CTEPH Awareness Day
November 21, 2017
Chronic thromboembolic pulmonary hypertension (CTEPH) is a type of pulmonary hypertension, or high blood pressure in the lungs, caused by old blood clots in the lungs.
- Of the 600,000 people who suffer a pulmonary embolism (blood clot in the lungs) annually in the U.S., approximately 1 in 25 could go on to develop Chronic Thromboembolic Pulmonary Hypertension (CTEPH).
- Any person who has had a pulmonary embolism, but is still short of breath for 6 months or more should be screened for CTEPH.
- Symptoms of CTEPH can include: unexplained shortness of breath, rapid breathing, chest pain (sometimes worse upon a deep breath), rapid heart rate, exercise intolerance, unexplained weakness, light headedness and/or dizziness, and passing out.
- Awareness, early diagnosis, and treatment by a PH specialist can extend and improve the quality of life for those living with CTEPH.
PEs that are not completely resolved by the body or medical treatment can cause CTEPH, a rare form of pulmonary hypertension (PH). CTEPH is believed to occur in up to 5 percent of patients who suffer from an acute PE. Although some people with CTEPH may not remember a specific PE event. People living with CTEPH may be candidates for a pulmonary thromboendarterectomy (PTE), a surgical procedure to remove the chronic clots that can significantly reduce or even normalize blood pressure in the lungs. People living with CTEPH who are not able to have a PTE, and those with PH that remains after surgery, may be candidates for U.S. FDA-approved oral medication.

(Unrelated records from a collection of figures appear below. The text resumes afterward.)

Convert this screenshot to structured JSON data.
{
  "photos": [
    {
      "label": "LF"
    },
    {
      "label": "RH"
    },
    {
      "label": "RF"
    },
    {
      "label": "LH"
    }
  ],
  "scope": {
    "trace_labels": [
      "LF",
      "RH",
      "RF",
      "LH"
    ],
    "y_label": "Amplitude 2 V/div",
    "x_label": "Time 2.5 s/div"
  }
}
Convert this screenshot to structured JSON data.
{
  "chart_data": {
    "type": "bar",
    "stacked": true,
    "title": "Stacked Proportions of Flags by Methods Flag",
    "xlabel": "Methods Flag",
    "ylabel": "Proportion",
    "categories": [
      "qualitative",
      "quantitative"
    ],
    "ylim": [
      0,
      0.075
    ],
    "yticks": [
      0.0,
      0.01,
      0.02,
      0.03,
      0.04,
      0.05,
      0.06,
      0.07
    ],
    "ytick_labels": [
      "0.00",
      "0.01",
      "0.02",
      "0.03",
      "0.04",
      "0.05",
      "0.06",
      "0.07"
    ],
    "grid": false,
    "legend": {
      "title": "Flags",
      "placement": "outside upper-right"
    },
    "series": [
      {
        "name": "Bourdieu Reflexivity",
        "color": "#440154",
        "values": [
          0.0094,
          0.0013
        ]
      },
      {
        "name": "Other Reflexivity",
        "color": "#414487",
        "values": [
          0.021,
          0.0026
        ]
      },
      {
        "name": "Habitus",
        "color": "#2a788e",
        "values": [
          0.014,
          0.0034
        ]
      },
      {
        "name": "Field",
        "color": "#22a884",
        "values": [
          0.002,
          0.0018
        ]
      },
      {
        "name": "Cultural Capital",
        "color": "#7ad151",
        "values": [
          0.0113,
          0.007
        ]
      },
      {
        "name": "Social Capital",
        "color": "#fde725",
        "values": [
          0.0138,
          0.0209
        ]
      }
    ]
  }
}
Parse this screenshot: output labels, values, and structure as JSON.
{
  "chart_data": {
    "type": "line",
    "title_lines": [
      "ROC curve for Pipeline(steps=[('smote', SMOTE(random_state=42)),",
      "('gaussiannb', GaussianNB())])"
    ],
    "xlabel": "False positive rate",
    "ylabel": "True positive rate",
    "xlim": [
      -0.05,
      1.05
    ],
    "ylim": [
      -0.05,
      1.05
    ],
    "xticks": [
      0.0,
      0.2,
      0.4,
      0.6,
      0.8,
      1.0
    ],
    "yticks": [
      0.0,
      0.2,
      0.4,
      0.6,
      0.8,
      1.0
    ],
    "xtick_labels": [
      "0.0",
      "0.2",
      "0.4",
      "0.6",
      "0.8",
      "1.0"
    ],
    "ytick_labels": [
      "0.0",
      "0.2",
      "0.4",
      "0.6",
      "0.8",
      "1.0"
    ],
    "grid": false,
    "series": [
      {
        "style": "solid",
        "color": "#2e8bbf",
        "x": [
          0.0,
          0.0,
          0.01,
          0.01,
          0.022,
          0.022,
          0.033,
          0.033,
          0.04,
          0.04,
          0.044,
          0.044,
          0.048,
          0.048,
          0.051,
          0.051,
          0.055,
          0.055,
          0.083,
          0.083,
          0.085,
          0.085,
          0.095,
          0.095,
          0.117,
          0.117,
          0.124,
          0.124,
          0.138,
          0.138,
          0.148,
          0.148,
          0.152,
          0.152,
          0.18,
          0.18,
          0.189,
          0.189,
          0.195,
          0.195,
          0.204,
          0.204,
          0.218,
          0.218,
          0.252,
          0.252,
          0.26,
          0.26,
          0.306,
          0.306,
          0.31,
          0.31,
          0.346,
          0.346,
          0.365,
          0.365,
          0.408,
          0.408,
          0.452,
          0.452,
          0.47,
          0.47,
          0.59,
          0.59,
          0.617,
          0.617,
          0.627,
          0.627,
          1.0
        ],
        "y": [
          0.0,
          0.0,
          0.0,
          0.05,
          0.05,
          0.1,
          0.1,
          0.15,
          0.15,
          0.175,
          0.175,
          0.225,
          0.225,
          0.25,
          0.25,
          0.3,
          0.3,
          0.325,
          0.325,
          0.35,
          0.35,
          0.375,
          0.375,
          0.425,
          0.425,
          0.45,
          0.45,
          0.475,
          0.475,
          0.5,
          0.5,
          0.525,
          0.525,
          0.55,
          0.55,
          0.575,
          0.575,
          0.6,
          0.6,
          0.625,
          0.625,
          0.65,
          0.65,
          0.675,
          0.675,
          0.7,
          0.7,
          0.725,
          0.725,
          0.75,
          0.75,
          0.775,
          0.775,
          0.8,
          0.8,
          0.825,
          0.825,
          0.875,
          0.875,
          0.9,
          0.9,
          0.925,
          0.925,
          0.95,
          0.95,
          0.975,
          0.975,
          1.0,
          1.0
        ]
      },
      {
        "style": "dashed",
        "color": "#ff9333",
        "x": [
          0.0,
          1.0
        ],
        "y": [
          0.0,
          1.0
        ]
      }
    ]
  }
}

PH is high blood pressure in the lungs. It is a progressive disease often misdiagnosed — as asthma, for example — that can lead to right heart failure. PH, which affects adults and children of all ages, can exist alone or in association with other conditions, such as scleroderma, lupus and other connective tissue diseases; congenital heart disease; chronic liver disease; HIV; congestive heart failure; COPD; and other illnesses.
There are two tests central to the CTEPH diagnosis – a right heart catheterization and ventilation/perfusion (V/Q) scan.